L’islam est une religion universelle, son architecture doit exprimer cette universalité, et non pas simplement copier-coller les formes des pays d’origines des populations musulmanes. Cela cause en quelque sorte les réactions hostiles des opposants. Cela s’apparenterait à une certaine incompréhension de la part des populations locales, qui ne comprennent pas pourquoi de tels édifices viennent s’installer près de chez eux. Il y a donc un langage adéquat et compréhensible à trouver, pour exprimer la mosquée dans l’espace urbain européen. On ne peut pertinemment pas venir construire des répliques de mosquées qu’on trouverait ailleurs. Le contexte, le site, l’histoire du lieu où l’on s’installe sont primordiales dans n’importe quel projet architectural, pas seulement les mosquées. Ces dernières ne font donc évidemment pas exception à la règle.
c) cas concrets
Les deux exemples que j’ai présentés et décrit précédemment (la mosquée de Canteleu et de Dreux) illustrent ce point de deux manières différentes. Celle de Dreux, où le plan ne traduit pas une tentative réelle de faire cohabiter les deux fonctions culturelle et culturelle. C’est une traduction littérale, sans réelle recherche à mon sens. Elle répond aux besoins primaires de la mosquée (salles de prière et salles de classe). La morphologie est basique, ne permettant pas une réelle reconnaissance de celle-ci. Dans un sondage que j’ai proposé, je demandais aux sondés de deviner la fonction de la mosquée. Environ la moitié n’ont pas donné la bonne réponse. Contrairement à celle de Canteleu, où le plan est le résultat d’une recherche intéressante, distinguant le culte du culturel, sans pour autant les séparer. La morphologie architecturale cependant reprend la référence classique des mosquées maghrébines.


C’est là où je me demande à qui s’adresse réellement la mosquée ? Si c’est au plus grand nombre de personnes d’origines différentes, pourquoi valoriser une seule culture à travers l’architecture de l’édifice ? Ne serait-ce pas une façon maladroite de cibler une population, en excluant inconsciemment les autres ? Arriverons-nous à produire des modèles de mosquées dans le futur ouvertes à tous, construites dans un langage expressif et cohérent avec leur milieu ?

Tous les projets de mosquées récents cherchent à inclure l’aspect culturel dans leur programme, pour garantir une meilleure intégration dans l’espace urbain.

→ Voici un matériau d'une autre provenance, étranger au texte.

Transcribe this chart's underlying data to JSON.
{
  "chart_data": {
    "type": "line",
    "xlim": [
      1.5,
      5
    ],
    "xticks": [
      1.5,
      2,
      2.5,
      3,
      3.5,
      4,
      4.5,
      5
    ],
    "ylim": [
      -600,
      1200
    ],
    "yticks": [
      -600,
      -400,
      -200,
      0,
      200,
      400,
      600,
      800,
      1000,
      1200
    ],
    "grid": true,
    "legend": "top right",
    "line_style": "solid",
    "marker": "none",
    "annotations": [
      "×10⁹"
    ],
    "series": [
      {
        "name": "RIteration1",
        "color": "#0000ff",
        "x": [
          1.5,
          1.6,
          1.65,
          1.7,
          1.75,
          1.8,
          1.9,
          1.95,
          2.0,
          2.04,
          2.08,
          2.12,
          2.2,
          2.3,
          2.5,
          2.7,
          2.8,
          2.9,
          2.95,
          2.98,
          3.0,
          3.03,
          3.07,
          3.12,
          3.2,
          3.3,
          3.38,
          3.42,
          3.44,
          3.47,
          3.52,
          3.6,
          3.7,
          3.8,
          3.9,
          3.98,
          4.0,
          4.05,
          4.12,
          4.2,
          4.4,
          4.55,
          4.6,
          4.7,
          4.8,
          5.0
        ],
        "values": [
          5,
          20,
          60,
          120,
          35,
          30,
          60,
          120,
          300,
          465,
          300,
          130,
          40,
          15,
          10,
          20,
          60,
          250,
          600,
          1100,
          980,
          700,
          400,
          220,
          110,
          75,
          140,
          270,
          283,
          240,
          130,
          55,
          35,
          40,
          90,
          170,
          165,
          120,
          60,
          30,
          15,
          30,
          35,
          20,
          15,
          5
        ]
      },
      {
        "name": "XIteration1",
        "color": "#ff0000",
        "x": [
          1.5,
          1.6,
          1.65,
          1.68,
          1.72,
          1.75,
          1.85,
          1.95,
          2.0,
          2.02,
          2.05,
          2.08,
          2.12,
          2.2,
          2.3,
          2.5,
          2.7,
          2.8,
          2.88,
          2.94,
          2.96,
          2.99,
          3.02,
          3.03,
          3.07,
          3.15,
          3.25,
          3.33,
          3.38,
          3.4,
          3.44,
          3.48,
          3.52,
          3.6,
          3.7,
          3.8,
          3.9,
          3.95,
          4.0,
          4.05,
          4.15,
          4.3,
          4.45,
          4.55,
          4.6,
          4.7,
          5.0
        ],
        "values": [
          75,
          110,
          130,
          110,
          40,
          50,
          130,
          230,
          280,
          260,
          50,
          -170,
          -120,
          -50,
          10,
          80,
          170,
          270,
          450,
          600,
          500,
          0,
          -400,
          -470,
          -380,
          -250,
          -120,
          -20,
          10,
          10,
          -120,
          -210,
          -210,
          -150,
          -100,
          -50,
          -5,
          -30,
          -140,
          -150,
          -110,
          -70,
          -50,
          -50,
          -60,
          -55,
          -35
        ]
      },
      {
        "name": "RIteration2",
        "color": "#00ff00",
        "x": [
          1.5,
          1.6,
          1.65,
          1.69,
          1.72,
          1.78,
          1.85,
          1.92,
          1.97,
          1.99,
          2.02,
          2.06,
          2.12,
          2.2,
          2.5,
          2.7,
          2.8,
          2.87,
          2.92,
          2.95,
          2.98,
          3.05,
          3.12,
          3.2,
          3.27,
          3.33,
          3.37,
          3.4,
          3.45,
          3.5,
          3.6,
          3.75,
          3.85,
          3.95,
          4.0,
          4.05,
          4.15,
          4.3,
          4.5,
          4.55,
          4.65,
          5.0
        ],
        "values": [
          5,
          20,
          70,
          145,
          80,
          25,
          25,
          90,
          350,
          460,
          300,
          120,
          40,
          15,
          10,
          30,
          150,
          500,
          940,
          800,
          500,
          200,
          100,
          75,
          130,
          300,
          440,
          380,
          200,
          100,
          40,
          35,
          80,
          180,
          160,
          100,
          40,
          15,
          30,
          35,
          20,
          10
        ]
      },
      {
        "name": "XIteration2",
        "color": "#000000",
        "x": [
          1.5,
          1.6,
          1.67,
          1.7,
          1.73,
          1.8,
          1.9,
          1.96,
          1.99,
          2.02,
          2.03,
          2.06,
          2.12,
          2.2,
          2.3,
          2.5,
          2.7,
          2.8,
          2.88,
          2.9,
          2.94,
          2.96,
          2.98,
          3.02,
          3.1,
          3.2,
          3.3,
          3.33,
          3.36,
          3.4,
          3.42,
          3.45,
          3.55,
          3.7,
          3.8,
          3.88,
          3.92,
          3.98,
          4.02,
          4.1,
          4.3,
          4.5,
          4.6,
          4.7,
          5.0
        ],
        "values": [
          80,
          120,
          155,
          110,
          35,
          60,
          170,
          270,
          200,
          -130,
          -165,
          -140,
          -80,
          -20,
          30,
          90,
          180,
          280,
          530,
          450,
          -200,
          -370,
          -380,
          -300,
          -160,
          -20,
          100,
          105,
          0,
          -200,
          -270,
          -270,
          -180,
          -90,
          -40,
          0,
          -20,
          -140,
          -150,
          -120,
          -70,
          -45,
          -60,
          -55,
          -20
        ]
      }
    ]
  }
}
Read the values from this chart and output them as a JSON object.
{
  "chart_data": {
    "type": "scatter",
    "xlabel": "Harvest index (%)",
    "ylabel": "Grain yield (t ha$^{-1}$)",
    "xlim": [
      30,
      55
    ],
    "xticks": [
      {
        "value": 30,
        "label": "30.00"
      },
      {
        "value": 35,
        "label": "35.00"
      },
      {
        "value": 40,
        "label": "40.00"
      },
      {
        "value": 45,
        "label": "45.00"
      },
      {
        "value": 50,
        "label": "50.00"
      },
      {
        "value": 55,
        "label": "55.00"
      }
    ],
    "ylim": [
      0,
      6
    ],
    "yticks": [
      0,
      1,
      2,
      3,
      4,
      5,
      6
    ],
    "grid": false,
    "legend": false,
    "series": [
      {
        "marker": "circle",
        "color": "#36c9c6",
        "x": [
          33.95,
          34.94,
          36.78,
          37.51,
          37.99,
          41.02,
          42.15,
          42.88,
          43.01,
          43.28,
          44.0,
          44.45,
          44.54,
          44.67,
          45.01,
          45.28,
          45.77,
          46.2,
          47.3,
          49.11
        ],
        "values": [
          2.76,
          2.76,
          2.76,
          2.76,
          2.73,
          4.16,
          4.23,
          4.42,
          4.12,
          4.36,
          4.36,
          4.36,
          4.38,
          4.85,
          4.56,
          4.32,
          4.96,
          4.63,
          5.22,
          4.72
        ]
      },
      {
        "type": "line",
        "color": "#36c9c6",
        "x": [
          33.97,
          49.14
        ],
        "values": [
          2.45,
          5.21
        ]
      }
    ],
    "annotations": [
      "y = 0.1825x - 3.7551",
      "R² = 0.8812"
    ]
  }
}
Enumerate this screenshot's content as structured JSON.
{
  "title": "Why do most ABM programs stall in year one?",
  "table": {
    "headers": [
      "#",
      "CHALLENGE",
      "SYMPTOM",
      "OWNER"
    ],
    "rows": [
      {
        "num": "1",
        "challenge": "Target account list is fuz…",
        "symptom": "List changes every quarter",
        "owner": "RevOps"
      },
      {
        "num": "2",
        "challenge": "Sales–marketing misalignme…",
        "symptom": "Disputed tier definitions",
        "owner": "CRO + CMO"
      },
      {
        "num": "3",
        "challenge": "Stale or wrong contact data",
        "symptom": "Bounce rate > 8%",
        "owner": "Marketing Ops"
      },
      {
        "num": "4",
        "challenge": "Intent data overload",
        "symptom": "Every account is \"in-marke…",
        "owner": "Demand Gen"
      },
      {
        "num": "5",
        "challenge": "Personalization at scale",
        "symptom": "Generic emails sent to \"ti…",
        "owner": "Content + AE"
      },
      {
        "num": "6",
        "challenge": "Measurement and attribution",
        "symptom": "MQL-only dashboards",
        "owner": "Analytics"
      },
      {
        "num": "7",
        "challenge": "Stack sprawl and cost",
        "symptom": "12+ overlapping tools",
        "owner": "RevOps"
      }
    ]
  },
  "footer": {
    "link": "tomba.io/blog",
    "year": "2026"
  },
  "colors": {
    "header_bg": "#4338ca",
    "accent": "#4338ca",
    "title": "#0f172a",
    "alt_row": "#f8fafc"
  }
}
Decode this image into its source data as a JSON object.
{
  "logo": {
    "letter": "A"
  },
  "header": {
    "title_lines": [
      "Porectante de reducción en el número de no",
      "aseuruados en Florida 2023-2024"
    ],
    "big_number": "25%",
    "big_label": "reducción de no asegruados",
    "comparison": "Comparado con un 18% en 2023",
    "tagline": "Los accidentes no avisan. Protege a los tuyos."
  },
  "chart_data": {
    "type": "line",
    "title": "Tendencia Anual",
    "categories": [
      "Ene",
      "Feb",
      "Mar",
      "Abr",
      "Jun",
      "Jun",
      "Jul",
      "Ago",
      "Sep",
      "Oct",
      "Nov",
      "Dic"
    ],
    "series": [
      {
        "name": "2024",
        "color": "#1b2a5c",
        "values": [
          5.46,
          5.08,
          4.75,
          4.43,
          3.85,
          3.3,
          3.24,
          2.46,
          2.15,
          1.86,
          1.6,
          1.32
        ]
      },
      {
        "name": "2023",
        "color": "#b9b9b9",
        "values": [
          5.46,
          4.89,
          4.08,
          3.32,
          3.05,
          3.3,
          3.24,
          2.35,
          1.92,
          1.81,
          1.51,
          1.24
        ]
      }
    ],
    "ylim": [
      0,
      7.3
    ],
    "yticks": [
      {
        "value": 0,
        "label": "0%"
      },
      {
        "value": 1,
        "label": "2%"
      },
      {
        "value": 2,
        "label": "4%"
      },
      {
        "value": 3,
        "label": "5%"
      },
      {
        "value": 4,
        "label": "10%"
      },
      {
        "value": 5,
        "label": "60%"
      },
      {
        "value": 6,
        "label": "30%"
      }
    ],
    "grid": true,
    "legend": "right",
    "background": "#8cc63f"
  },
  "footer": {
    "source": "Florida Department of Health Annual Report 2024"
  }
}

Ainsi, on ne réserve pas la mosquée seulement à ceux qui viennent y prier, mais également à toute personne voulant venir au musée, à la bibliothèque, écouter une conférence dans l’auditorium, ... Je trouve ce concept extrêmement intéressant ! Le projet des architectes Daniel Andersson et Flügel Christiane à Dubaï propose une organisation verticale, où chaque étage correspond à une affectation (salle de prière, ablutions, auditorium, médiathèque, commerce, …) L’idée de la verticalité est justifiée par la volonté de mieux intégrer la mosquée dans la ville, surtout quand celle-ci est dense (Paris, New-York, Shangaï, …) et marquée par la verticalité (gratte-ciels). Il serait très intéressant d’apporter ce modèle en France pour amener une nouvelle réflexion. Les salles de prières sont sur plusieurs niveaux, pour que chacun puisse voir l’imam pendant la prière. Ce projet s’intègre à la fois grâce à son programme généreux, et à sa morphologie architecturale.